- Date: July 28 – August 3
- Edition: 19th
- Category: Tier II
- Draw: 28S / 16D
- Prize money: $450,000
- Surface: Hard / outdoor
- Location: San Diego, California, U.S.
- Venue: La Costa Resort and Spa

Champions

Singles
- Martina Hingis

Doubles
- Martina Hingis / Arantxa Sánchez Vicario
- ← 1996 · Southern California Open · 1998 →

= 1997 Toshiba Classic =

The 1997 Toshiba Classic was a women's tennis tournament played on outdoor hardcourts at the La Costa Resort and Spa in San Diego, California, United States, that was part of the Tier II category of the 1997 WTA Tour.
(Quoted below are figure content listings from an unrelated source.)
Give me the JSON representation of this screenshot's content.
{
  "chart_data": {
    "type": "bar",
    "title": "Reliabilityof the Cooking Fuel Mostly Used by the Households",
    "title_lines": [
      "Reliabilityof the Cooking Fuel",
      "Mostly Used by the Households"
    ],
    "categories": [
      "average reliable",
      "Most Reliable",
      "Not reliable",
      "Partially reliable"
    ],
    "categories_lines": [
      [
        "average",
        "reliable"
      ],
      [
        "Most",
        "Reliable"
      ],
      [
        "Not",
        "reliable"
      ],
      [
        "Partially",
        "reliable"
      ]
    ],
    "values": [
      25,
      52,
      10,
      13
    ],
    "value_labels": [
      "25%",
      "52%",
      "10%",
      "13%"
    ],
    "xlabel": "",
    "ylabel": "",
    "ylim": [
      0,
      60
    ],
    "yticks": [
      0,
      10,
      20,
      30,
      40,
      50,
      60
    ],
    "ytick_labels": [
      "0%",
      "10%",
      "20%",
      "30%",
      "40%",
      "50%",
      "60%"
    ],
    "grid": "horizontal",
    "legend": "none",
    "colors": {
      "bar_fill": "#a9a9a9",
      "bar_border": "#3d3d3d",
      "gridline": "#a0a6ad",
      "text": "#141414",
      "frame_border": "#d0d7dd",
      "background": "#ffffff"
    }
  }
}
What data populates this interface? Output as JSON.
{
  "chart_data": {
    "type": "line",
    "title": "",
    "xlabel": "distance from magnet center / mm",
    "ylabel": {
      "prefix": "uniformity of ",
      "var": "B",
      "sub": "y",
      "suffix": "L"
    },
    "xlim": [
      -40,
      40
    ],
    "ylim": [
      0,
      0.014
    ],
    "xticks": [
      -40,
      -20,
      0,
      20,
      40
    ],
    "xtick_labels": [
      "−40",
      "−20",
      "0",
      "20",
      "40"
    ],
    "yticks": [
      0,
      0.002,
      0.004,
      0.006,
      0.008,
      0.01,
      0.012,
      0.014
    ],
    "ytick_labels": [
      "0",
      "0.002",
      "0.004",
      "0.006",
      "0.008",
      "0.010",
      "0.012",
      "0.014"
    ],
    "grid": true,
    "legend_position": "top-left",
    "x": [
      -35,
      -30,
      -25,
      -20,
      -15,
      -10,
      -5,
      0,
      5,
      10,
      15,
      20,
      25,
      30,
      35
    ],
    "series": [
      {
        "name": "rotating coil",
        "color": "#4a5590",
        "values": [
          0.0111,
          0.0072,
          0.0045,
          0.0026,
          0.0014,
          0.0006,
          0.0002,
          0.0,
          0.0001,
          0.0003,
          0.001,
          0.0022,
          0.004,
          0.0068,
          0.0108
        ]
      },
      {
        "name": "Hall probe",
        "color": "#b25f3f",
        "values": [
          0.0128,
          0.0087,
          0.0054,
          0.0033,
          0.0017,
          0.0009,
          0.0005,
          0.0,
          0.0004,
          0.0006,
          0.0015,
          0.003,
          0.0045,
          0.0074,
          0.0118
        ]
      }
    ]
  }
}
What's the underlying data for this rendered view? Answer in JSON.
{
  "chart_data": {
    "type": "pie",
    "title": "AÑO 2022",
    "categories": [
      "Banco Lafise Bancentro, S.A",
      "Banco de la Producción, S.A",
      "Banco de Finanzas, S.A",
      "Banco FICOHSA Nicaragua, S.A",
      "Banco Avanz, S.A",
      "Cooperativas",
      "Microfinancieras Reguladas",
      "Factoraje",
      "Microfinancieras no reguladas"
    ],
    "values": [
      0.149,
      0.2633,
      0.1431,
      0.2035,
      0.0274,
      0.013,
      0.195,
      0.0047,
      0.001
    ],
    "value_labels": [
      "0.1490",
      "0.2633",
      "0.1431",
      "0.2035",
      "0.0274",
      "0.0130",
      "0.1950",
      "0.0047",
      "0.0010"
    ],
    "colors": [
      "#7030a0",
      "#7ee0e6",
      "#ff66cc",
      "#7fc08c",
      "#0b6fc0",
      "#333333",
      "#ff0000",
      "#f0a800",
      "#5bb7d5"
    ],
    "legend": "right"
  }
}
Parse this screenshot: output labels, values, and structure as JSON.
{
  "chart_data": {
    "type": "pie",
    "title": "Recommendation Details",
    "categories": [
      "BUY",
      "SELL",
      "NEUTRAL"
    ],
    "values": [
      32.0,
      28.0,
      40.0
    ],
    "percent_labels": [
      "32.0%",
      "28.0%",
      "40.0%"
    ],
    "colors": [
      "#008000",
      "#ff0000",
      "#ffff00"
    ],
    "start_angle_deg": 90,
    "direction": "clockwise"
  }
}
It was the 19th edition of the tournament and was held from July 28 through August 3, 1997. First-seeded Martina Hingis won the singles title.

==Finals==

===Singles===

SUI Martina Hingis defeated USA Monica Seles 7–6, 6–4
- It was Hingis' 9th singles title of the year and the 11th of her career.

===Doubles===

SUI Martina Hingis / ESP Arantxa Sánchez Vicario defeated USA Amy Frazier / USA Kimberly Po 6–3, 7–5
- It was Hingis' 5th doubles title of the year and the 8th of her career. It was Sánchez Vicario's 4th doubles title of the year and the 53rd of her career.